Last year the Committee of Sponsoring Organizations of the Treadway Commission (COSO) issued the first update to its, Internal Control – Integrated Framework, since 1992. The changes were designed to provide management and Boards with guidance on how to develop and maintain an effective control structure in the rapidly changing business environment. The evolution of technology, changes in shareholder and regulatory focus and the trend toward globalization have all deeply impacted the way business is conducted today. The new framework provides much needed guidance to companies on steps they can take to address these changes and their impact on the corporate internal control structure.

Impact on SSAE 16 Reports

Companies that obtain a SSAE 16 report should pay close attention to internal controls as they may need to update them to comply with the latest framework. Companies should review the seventeen principles outlined in the framework, considered to be essential to effective implementation, as they are now considered applicable to ALL companies. To help executives, management and others impacted understand how the new framework will impact their situation, we have provided a summary of the essential changes below.

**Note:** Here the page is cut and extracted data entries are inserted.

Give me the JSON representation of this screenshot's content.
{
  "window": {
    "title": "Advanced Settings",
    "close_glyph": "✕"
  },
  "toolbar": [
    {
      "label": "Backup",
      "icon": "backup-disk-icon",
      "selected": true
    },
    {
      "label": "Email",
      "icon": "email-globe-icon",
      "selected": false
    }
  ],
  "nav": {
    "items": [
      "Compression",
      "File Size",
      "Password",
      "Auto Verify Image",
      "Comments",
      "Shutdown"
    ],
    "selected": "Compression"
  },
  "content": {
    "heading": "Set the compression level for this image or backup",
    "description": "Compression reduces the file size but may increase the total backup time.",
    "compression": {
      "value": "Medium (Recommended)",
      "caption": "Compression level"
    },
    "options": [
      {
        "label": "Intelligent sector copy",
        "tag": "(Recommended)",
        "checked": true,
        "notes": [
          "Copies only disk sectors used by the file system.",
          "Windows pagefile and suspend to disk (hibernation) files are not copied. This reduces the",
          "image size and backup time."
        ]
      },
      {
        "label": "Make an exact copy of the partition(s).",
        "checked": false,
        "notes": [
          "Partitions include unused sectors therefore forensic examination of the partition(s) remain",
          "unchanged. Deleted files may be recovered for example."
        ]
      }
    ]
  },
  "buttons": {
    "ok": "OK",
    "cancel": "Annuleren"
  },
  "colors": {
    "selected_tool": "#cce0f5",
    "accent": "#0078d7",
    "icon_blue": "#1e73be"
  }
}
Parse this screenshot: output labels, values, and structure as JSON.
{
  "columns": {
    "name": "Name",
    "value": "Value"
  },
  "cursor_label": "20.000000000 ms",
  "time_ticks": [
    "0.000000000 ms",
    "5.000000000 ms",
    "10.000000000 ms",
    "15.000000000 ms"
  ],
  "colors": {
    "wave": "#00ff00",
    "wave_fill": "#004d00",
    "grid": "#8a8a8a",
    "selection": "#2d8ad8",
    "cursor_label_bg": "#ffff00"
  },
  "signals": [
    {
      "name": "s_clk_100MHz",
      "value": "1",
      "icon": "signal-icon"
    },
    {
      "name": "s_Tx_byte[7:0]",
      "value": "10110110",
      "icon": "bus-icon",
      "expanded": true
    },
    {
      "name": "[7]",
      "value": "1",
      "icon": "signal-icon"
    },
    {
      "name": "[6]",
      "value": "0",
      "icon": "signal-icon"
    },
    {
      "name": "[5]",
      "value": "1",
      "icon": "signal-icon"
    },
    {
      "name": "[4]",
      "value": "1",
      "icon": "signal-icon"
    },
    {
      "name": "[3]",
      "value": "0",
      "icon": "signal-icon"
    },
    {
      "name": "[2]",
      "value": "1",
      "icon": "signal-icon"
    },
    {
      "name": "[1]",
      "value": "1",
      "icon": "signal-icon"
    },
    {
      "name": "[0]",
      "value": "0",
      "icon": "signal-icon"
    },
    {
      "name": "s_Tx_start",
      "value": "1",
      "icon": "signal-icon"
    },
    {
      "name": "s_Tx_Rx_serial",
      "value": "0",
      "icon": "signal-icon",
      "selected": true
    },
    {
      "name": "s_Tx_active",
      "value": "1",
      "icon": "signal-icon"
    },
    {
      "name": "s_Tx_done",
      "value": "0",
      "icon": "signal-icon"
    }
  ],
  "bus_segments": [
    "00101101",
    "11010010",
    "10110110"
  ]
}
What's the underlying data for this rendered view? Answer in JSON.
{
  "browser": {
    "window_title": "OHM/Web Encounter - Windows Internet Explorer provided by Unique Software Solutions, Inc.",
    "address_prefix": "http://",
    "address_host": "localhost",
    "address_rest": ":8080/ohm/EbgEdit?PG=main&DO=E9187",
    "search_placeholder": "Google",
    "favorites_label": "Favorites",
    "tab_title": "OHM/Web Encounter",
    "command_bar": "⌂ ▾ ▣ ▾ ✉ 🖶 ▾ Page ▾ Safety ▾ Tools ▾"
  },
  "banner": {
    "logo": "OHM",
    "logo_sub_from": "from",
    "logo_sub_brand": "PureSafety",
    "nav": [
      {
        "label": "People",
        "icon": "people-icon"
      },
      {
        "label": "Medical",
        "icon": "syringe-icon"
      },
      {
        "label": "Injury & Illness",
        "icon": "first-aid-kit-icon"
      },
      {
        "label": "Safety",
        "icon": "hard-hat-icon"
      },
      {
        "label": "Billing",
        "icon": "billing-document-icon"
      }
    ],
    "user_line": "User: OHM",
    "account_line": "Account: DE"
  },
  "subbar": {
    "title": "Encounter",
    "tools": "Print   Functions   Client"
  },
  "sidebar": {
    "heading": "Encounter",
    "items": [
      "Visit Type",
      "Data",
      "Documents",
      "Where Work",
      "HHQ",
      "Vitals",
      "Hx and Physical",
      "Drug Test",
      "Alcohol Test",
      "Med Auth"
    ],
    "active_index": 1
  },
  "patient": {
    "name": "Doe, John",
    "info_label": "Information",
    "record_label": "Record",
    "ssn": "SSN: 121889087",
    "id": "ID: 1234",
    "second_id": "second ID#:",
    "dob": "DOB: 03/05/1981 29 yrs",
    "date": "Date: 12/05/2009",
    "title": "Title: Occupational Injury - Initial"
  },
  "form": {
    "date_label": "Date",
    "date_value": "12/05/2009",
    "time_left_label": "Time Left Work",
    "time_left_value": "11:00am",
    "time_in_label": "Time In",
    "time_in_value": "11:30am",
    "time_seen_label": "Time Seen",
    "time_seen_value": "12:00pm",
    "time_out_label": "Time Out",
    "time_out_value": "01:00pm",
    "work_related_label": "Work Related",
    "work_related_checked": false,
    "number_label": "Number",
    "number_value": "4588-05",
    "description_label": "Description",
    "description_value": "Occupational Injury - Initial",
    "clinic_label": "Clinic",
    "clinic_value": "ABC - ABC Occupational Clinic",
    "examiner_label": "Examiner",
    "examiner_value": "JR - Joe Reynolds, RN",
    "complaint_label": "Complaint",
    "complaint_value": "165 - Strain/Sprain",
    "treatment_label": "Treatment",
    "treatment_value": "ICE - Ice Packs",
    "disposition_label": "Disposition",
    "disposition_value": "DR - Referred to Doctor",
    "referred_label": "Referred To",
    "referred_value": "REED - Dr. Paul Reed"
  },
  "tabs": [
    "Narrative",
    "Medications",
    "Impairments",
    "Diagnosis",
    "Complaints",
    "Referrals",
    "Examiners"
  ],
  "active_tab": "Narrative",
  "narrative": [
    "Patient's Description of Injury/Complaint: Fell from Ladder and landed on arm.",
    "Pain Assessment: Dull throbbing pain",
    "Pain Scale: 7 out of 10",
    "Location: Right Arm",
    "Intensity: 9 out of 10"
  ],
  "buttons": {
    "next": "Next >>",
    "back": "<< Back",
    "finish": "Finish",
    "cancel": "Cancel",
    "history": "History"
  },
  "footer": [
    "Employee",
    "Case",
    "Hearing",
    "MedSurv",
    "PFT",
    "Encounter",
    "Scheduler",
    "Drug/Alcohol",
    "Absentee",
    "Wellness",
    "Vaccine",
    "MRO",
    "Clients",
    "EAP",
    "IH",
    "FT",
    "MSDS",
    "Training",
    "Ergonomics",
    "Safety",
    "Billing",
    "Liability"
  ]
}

Essential COSO Framework Changes

Changes to the framework that impact the SSAE 16 report include:

  • Governance Oversight– There is a higher regulatory expectation of oversight by the Board of Directors and management over the internal controls process. As a result, the new framework provides clear guidance on the roles and responsibilities of management, the Audit Committee and the Board of Directors (BOD) as they relate to internal controls. As a result, the framework provides guidance on BOD independence and policies and practices for meetings between management and the board.
  • Outsourcing – As more and more companies outsource key business functions, the framework provides guidance on how to ensure proper controls are maintained. As a result, the framework requires companies to send communications to external parties regarding internal control functioning and conduct periodic reviews of their internal control systems.
  • Fraud Detection & Prevention– Shareholders, stakeholders and regulatory authorities are increasingly focusing on published financial reports to ensure limited misstatements and fraudulent reporting. As a result, the framework requires companies to conduct more comprehensive risk assessments throughout the environment and requires closer supervision of the fraud assessment process.
  • Globalization – The trend towards globalization has become prominent for many companies. The access to new markets, customers and additional efficiencies has resulted in many companies going global. As a result, the framework includes guidance for these companies including how to assess the likelihood of an identified risk impacting the financial reporting process, and how to design controls to prevent such events from occurring.